Australia’s privacy regulator took Facebook to court over the Cambridge Analytica scandal. The Australian Information Commissioner alleged that Facebook had seriously infringed the privacy of more than 300,000 Australians by leaving personal data exposed, to be sold and used for political profiling.

In the UK, the company was fined £500,000, the maximum fine under the law for “serious breach” of the privacy laws. The British political consulting firm Cambridge Analytica harvested the personal data of millions of Facebook users without their consent to run political campaigns in different countries.

Similar was the case in the US election in 2016. The US had levied a record $5bn fine over the same issue.

Back home, the same company was in talks with the Congress before the 2014 election. But the fact remains that both the BJP and Congress, besides Janata Dal (United), were customers of Cambridge Analytica’s India partner, the Ghaziabad-based Ovleno Business Intelligence (OBI).

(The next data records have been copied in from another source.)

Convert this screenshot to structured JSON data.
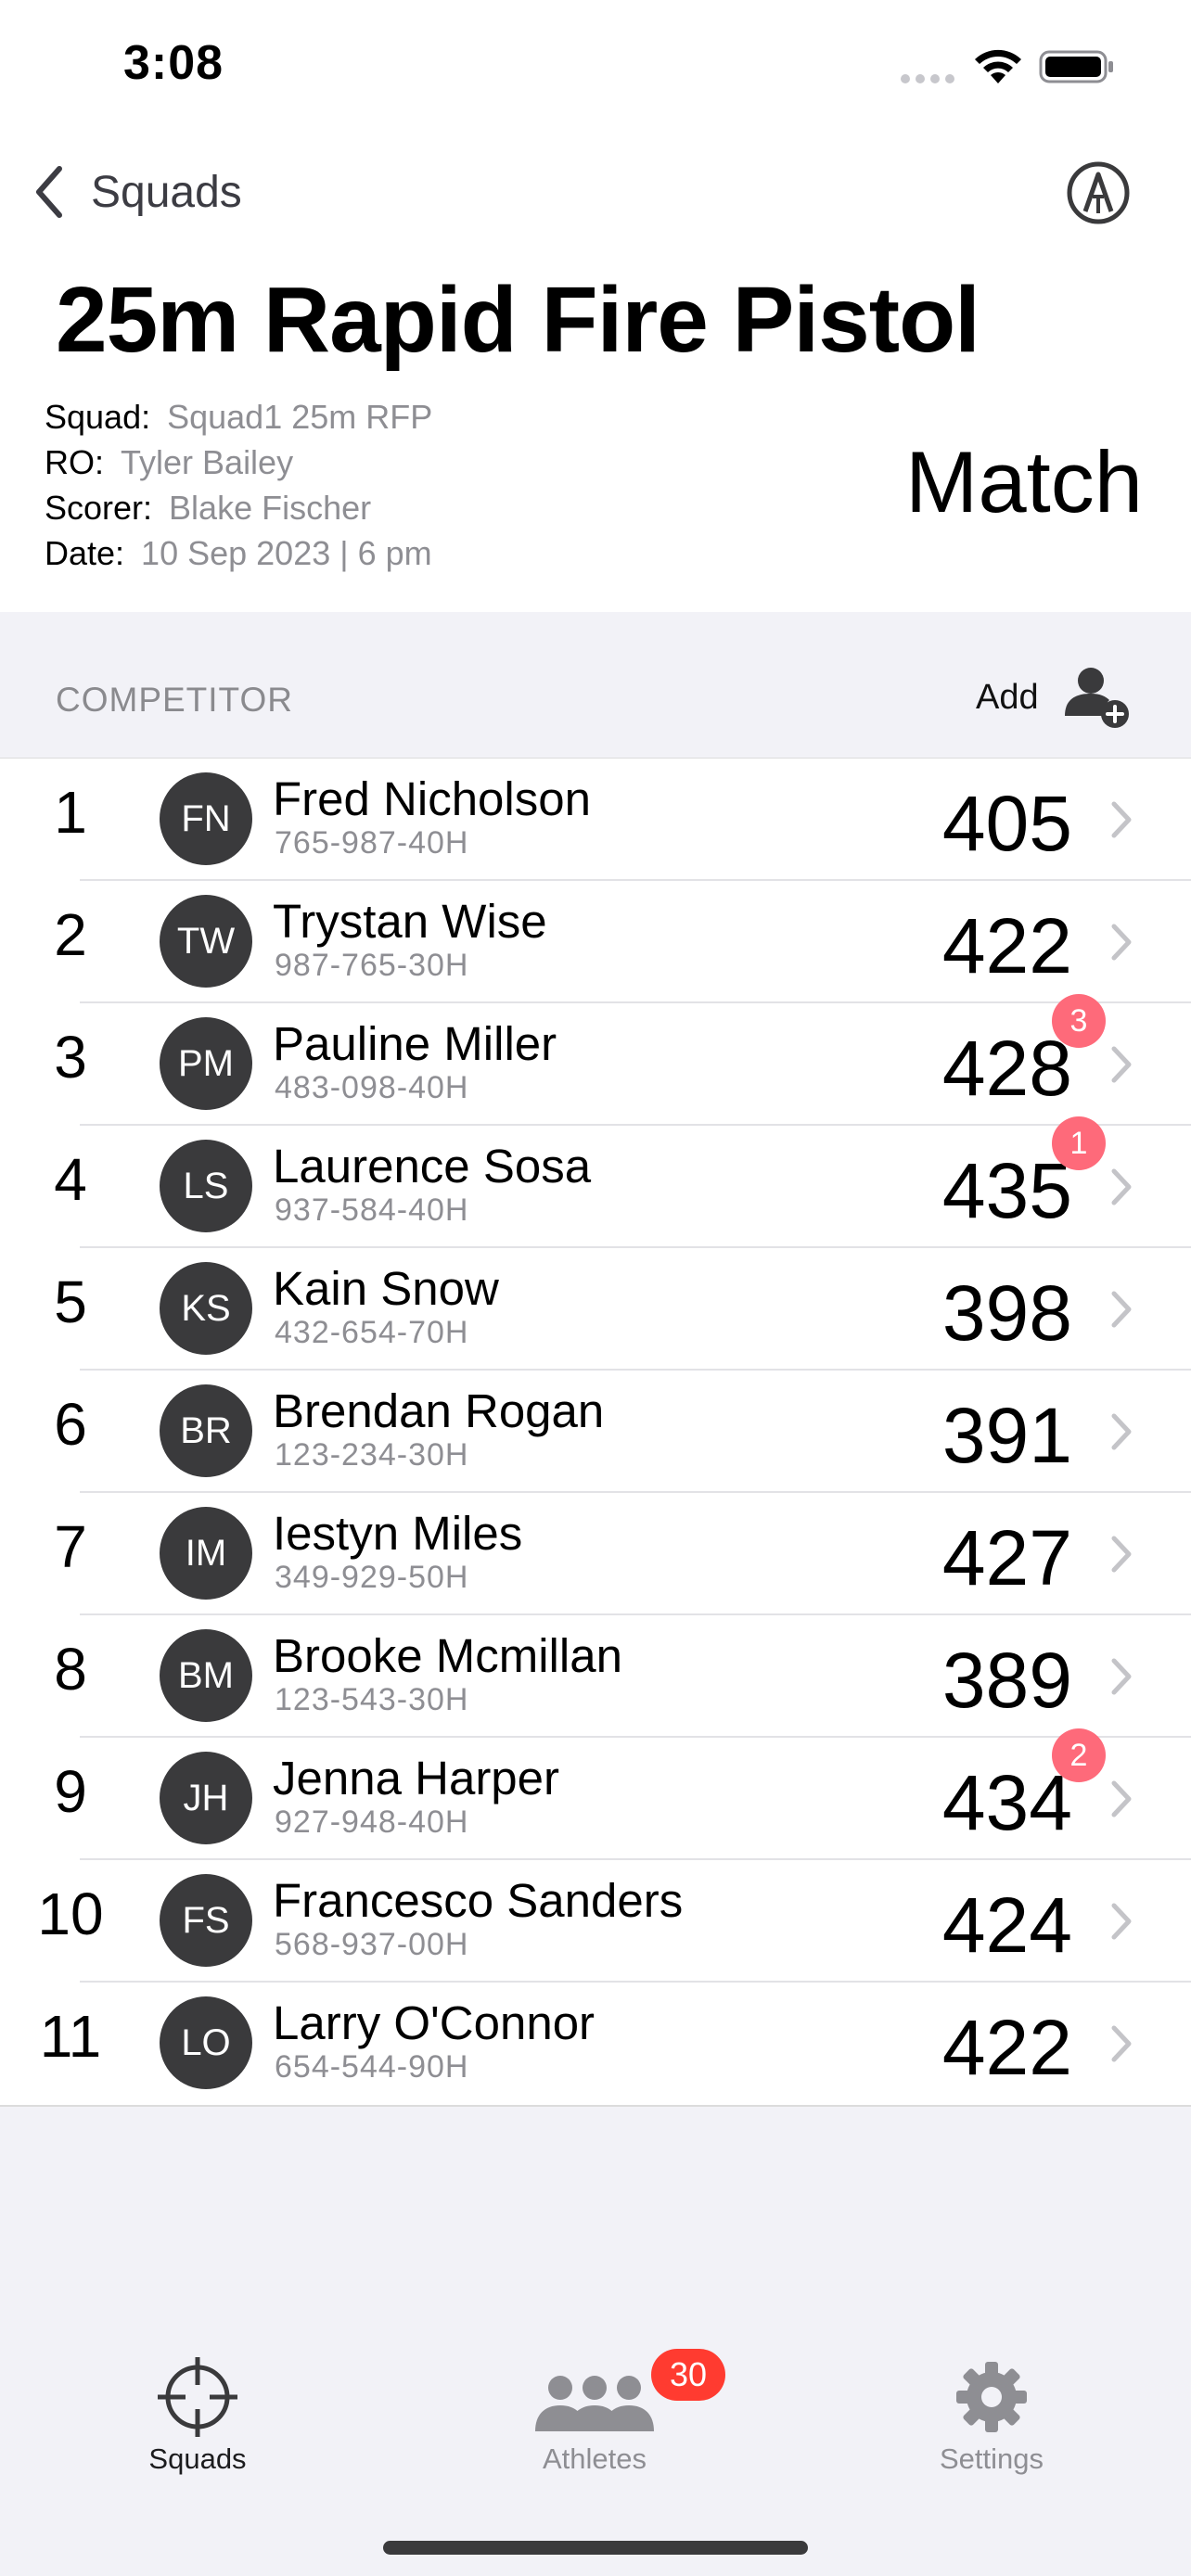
{
  "status_bar": {
    "time": "3:08"
  },
  "nav": {
    "back_label": "Squads",
    "markup_icon": "pencil-tip-circle-icon"
  },
  "header": {
    "title": "25m Rapid Fire Pistol",
    "mode": "Match",
    "meta": [
      {
        "key": "Squad:",
        "value": "Squad1 25m RFP"
      },
      {
        "key": "RO:",
        "value": "Tyler Bailey"
      },
      {
        "key": "Scorer:",
        "value": "Blake Fischer"
      },
      {
        "key": "Date:",
        "value": "10 Sep 2023 | 6 pm"
      }
    ]
  },
  "section": {
    "title": "COMPETITOR",
    "add_label": "Add"
  },
  "competitors": [
    {
      "rank": "1",
      "initials": "FN",
      "name": "Fred Nicholson",
      "id": "765-987-40H",
      "score": "405",
      "badge": ""
    },
    {
      "rank": "2",
      "initials": "TW",
      "name": "Trystan Wise",
      "id": "987-765-30H",
      "score": "422",
      "badge": ""
    },
    {
      "rank": "3",
      "initials": "PM",
      "name": "Pauline Miller",
      "id": "483-098-40H",
      "score": "428",
      "badge": "3"
    },
    {
      "rank": "4",
      "initials": "LS",
      "name": "Laurence Sosa",
      "id": "937-584-40H",
      "score": "435",
      "badge": "1"
    },
    {
      "rank": "5",
      "initials": "KS",
      "name": "Kain Snow",
      "id": "432-654-70H",
      "score": "398",
      "badge": ""
    },
    {
      "rank": "6",
      "initials": "BR",
      "name": "Brendan Rogan",
      "id": "123-234-30H",
      "score": "391",
      "badge": ""
    },
    {
      "rank": "7",
      "initials": "IM",
      "name": "Iestyn Miles",
      "id": "349-929-50H",
      "score": "427",
      "badge": ""
    },
    {
      "rank": "8",
      "initials": "BM",
      "name": "Brooke Mcmillan",
      "id": "123-543-30H",
      "score": "389",
      "badge": ""
    },
    {
      "rank": "9",
      "initials": "JH",
      "name": "Jenna Harper",
      "id": "927-948-40H",
      "score": "434",
      "badge": "2"
    },
    {
      "rank": "10",
      "initials": "FS",
      "name": "Francesco Sanders",
      "id": "568-937-00H",
      "score": "424",
      "badge": ""
    },
    {
      "rank": "11",
      "initials": "LO",
      "name": "Larry O'Connor",
      "id": "654-544-90H",
      "score": "422",
      "badge": ""
    }
  ],
  "tabs": [
    {
      "label": "Squads",
      "icon": "crosshair-icon",
      "active": true
    },
    {
      "label": "Athletes",
      "icon": "people-icon",
      "active": false,
      "badge": "30"
    },
    {
      "label": "Settings",
      "icon": "gear-icon",
      "active": false
    }
  ],
  "colors": {
    "badge": "#fe6a7a",
    "tab_badge": "#ff3b30",
    "avatar": "#3a3a3c",
    "background": "#f2f2f7"
  }
}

The company’s website still carries these details.

Analysts feel there’s still a long way to go and social media companies need to be quick and effective in controlling these fake and hate posts.

“Social media companies need to work on different levels — identifying the source, framing  clear community guidelines and action that can be taken, supporting third party fake news buster initiatives, and letting users quickly validate an item online and more,” Prasanto K Roy, a technology policy consultant, had said.